Already the entire demography of the province has changed – Africans now make up 39% of the population against the Coloureds’ 42% and soon there will be an African majority. Inevitably this has led to friction and a “Coloured nationalist” reaction, for this African demographic growth has undermined the old Coloured sense that the Western Cape was peculiarly their place. As this transformation occurs it will become increasingly harder for the DA to hold on to either the province or Cape Town – and yet all this explosive growth is predicated on the assumption that the better governance brought by the DA will continue.

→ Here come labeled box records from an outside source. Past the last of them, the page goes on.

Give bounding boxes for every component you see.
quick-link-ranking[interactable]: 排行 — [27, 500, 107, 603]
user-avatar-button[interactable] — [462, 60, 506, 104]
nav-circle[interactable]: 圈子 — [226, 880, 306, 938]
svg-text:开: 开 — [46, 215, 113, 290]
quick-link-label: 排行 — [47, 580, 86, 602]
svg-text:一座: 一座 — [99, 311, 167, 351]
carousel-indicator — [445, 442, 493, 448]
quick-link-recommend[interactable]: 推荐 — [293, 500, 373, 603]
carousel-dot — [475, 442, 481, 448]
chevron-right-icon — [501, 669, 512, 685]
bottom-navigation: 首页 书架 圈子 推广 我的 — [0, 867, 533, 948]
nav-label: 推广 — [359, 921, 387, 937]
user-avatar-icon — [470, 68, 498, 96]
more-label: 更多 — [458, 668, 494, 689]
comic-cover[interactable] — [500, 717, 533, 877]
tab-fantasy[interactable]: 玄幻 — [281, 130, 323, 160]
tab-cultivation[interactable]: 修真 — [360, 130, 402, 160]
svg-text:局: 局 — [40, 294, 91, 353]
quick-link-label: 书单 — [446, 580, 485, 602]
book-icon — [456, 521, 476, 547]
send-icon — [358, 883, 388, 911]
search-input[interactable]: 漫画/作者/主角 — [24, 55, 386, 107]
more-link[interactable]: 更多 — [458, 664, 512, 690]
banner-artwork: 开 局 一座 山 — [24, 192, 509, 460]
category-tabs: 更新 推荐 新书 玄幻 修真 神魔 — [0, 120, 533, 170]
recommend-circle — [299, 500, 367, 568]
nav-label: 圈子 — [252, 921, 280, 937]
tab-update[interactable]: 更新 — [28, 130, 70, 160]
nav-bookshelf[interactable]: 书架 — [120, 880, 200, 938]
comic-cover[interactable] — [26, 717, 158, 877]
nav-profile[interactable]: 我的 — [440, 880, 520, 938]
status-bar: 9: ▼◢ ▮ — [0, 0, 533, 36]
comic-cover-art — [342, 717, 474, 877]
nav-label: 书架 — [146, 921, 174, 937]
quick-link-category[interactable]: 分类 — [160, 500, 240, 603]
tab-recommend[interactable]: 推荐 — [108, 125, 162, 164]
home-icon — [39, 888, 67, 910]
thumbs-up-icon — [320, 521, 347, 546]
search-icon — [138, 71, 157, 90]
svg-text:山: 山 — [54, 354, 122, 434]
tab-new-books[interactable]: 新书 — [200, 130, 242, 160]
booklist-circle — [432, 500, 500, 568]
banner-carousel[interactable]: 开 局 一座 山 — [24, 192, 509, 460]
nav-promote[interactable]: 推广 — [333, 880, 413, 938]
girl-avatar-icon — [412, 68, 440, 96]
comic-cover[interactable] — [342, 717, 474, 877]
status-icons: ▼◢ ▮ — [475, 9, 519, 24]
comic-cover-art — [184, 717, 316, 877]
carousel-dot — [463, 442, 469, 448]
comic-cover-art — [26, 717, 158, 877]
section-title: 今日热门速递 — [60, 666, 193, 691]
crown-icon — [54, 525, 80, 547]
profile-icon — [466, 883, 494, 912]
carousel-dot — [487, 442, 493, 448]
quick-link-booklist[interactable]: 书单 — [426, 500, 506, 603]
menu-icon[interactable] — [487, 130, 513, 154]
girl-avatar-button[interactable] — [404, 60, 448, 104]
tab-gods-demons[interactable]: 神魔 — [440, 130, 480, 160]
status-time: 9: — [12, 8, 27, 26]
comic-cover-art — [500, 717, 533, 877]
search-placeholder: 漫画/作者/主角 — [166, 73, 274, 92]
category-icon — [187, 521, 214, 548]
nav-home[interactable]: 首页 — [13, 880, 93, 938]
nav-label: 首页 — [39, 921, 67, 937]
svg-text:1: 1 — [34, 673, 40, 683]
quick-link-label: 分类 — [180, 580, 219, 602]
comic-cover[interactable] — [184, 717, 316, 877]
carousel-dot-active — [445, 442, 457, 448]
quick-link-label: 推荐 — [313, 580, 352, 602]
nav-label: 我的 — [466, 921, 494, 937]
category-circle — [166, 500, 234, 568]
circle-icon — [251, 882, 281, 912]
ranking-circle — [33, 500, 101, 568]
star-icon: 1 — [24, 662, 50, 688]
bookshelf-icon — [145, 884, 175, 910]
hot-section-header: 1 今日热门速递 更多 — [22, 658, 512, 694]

But for the present the greater drama lies in the probable collapse of South Africa’s urban civilisation in the north of the country. Johannesburg, after all, has been the financial, cultural and communications capital of Africa. Its downfall is not a local or even a national story but a continental one. As news of its decline and fall spreads internationally this will come to be seen as emblematic of the colossal failure of the ANC. Already it is a bitter memory that in the 1990s there was much celebration of the slogan for Jo’burg – “a world class African city”.

In effect the ANC’s national elite has watched aghast and impotently as the party’s provincial elites have looted these towns and cities. They know, after all, that these more parochial folk are the ANC’s bedrock activists – and that they are merely copying the corruption exhibited by the national elite. When approached to assist the Treasury simply throws up its hands and says there are simply too many towns in trouble for it to do anything. The ANC’s national leaders rather deliberately say nothing, though quite a few of them make arrangements to retire to the Western Cape. The abdication from responsibility is complete.